93.

7.3K 903 279
                                    

        Harry

Liam begann zu schwanken, deswegen setzte ich mich sofort in Bewegung. Ich fing ihn auf, noch bevor er schmerzhaft zu Boden fallen konnte. Ich war wie in Trance, als ich spürte, wie er sich in den Stoff meiner Jacke krallte. Es fiel mir schwer, klar zu denken, genauso wie zu wissen, was nun als nächstes passieren würde.

„Liam", sagte ich. „Sag mir, was ich tun soll."

Mit zitterndem Atem hauchte er: „W-Wir haben keine Sanitäter mehr."

„Aber wir haben genug Dinge, um dir zu helfen."

Liam atmete tief ein und aus. Sein Körper begann zu zittern. „Ich muss liegen. Umso mehr ... umso mehr ich mich bewege, umso ..."

Noch bevor er aussprechen konnte, half Keith mir, den starken Mann zu Boden zu legen. Er wies uns an, ihn auf den Rücken zu legen, damit seine Verletzung zugedrückt werden konnte.

Ich wand mich an Toby, auch wenn ich alles andere als selbstsicher klang. „Hol irgendwen oder irgendetwas, das uns hilft. Los!"

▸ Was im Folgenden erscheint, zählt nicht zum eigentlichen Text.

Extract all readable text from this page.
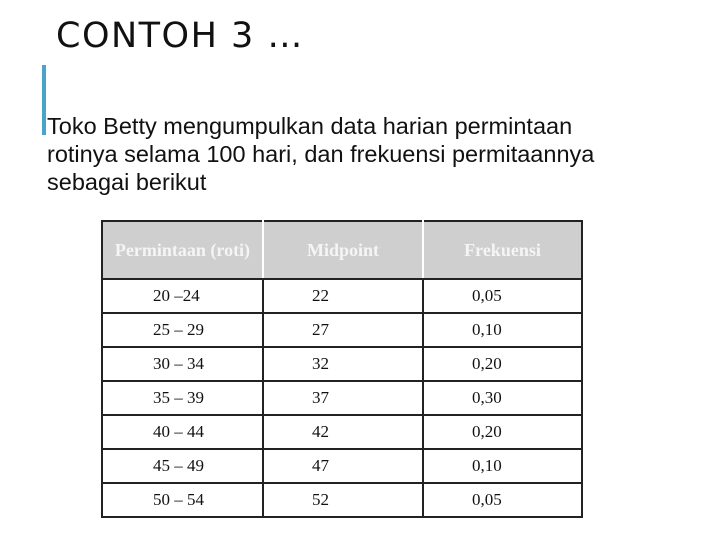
CONTOH 3 …

Toko Betty mengumpulkan data harian permintaan rotinya selama 100 hari, dan frekuensi permitaannya sebagai berikut

Permintaan (roti)	Midpoint	Frekuensi
20 –24	22	0,05
25 – 29	27	0,10
30 – 34	32	0,20
35 – 39	37	0,30
40 – 44	42	0,20
45 – 49	47	0,10
50 – 54	52	0,05
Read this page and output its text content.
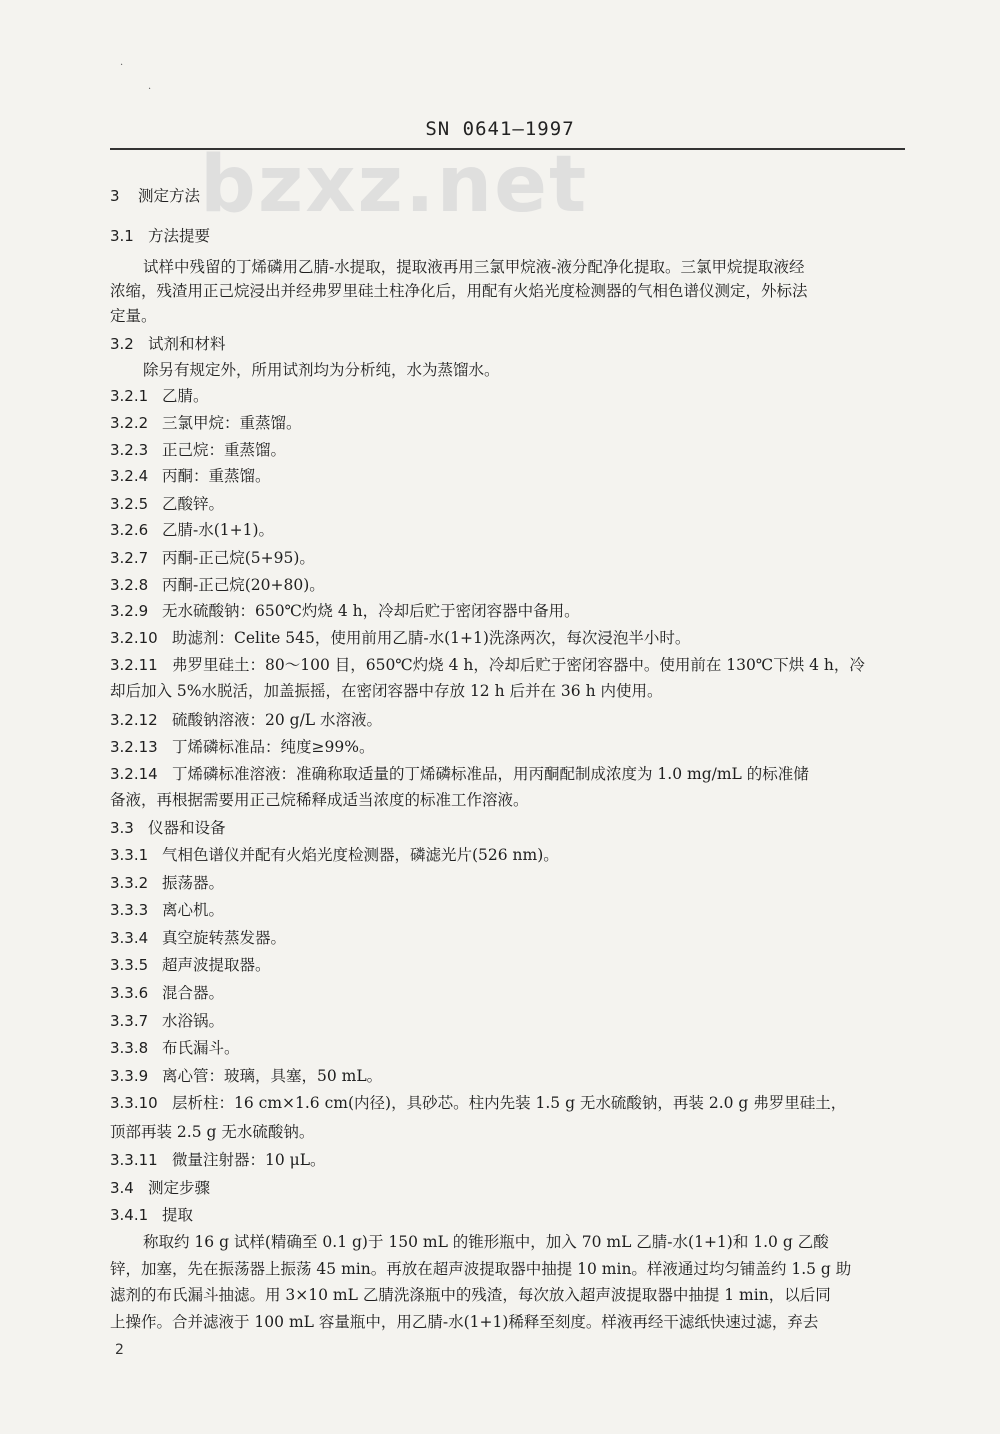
bzxz.net
SN 0641—1997
·
·
3 测定方法
3.1 方法提要
试样中残留的丁烯磷用乙腈-水提取，提取液再用三氯甲烷液-液分配净化提取。三氯甲烷提取液经
浓缩，残渣用正己烷浸出并经弗罗里硅土柱净化后，用配有火焰光度检测器的气相色谱仪测定，外标法
定量。
3.2 试剂和材料
除另有规定外，所用试剂均为分析纯，水为蒸馏水。
3.2.1 乙腈。
3.2.2 三氯甲烷：重蒸馏。
3.2.3 正己烷：重蒸馏。
3.2.4 丙酮：重蒸馏。
3.2.5 乙酸锌。
3.2.6 乙腈-水(1+1)。
3.2.7 丙酮-正己烷(5+95)。
3.2.8 丙酮-正己烷(20+80)。
3.2.9 无水硫酸钠：650℃灼烧 4 h，冷却后贮于密闭容器中备用。
3.2.10 助滤剂：Celite 545，使用前用乙腈-水(1+1)洗涤两次，每次浸泡半小时。
3.2.11 弗罗里硅土：80～100 目，650℃灼烧 4 h，冷却后贮于密闭容器中。使用前在 130℃下烘 4 h，冷
却后加入 5%水脱活，加盖振摇，在密闭容器中存放 12 h 后并在 36 h 内使用。
3.2.12 硫酸钠溶液：20 g/L 水溶液。
3.2.13 丁烯磷标准品：纯度≥99%。
3.2.14 丁烯磷标准溶液：准确称取适量的丁烯磷标准品，用丙酮配制成浓度为 1.0 mg/mL 的标准储
备液，再根据需要用正己烷稀释成适当浓度的标准工作溶液。
3.3 仪器和设备
3.3.1 气相色谱仪并配有火焰光度检测器，磷滤光片(526 nm)。
3.3.2 振荡器。
3.3.3 离心机。
3.3.4 真空旋转蒸发器。
3.3.5 超声波提取器。
3.3.6 混合器。
3.3.7 水浴锅。
3.3.8 布氏漏斗。
3.3.9 离心管：玻璃，具塞，50 mL。
3.3.10 层析柱：16 cm×1.6 cm(内径)，具砂芯。柱内先装 1.5 g 无水硫酸钠，再装 2.0 g 弗罗里硅土，
顶部再装 2.5 g 无水硫酸钠。
3.3.11 微量注射器：10 μL。
3.4 测定步骤
3.4.1 提取
称取约 16 g 试样(精确至 0.1 g)于 150 mL 的锥形瓶中，加入 70 mL 乙腈-水(1+1)和 1.0 g 乙酸
锌，加塞，先在振荡器上振荡 45 min。再放在超声波提取器中抽提 10 min。样液通过均匀铺盖约 1.5 g 助
滤剂的布氏漏斗抽滤。用 3×10 mL 乙腈洗涤瓶中的残渣，每次放入超声波提取器中抽提 1 min，以后同
上操作。合并滤液于 100 mL 容量瓶中，用乙腈-水(1+1)稀释至刻度。样液再经干滤纸快速过滤，弃去
2
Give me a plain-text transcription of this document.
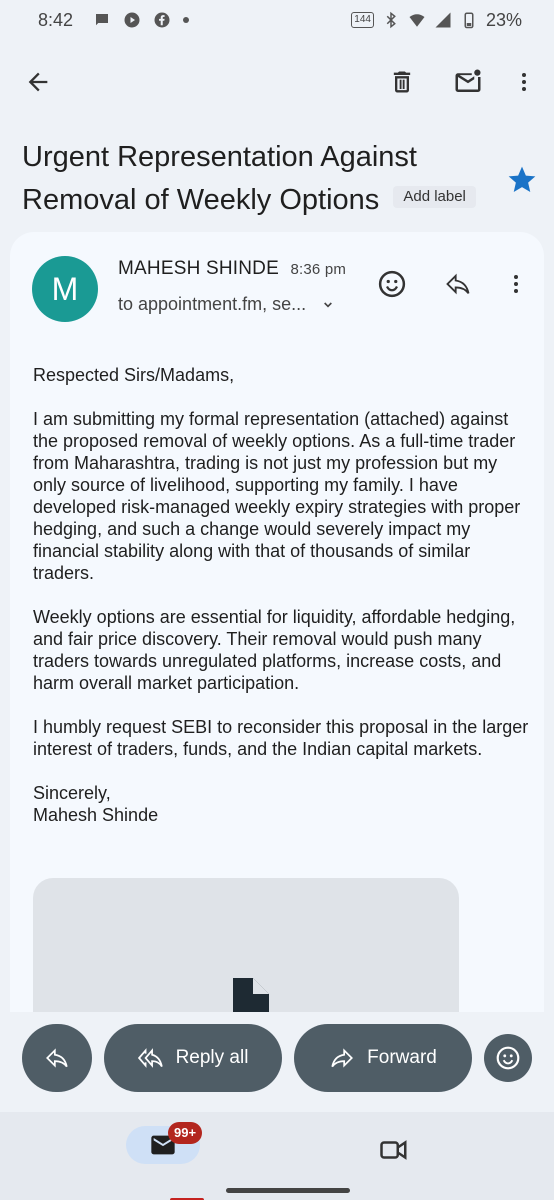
8:42	144	23%
Urgent Representation Against Removal of Weekly Options Add label
M
MAHESH SHINDE 8:36 pm
to appointment.fm, se...

Respected Sirs/Madams,

I am submitting my formal representation (attached) against the proposed removal of weekly options. As a full-time trader from Maharashtra, trading is not just my profession but my only source of livelihood, supporting my family. I have developed risk-managed weekly expiry strategies with proper hedging, and such a change would severely impact my financial stability along with that of thousands of similar traders.

Weekly options are essential for liquidity, affordable hedging, and fair price discovery. Their removal would push many traders towards unregulated platforms, increase costs, and harm overall market participation.

I humbly request SEBI to reconsider this proposal in the larger interest of traders, funds, and the Indian capital markets.

Sincerely,
Mahesh Shinde
Reply all	Forward
99+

Er rannte sofort los und meine Aufmerksamkeit galt wieder Liam. Er hatte seine rechte Hand auf seine Brust gedrückt. Erst jetzt fiel mir auf, dass er dort heftig blutete.

„Nein", stieß ich aus und nahm seine Hand von der Brust, die mittlerweile voller Blut war. „Es kann unmöglich deine Brust erreicht haben!"

Doch Liam bewies mir das Gegenteil, indem er mit langsamen Bewegungen und schnellem Atem durch die Knöpfe in sein Hemd griff. Er riss die Kugel aus seiner Haut.

Mir blieb das Herz stehen. Nein. Nein, das durfte nicht passieren.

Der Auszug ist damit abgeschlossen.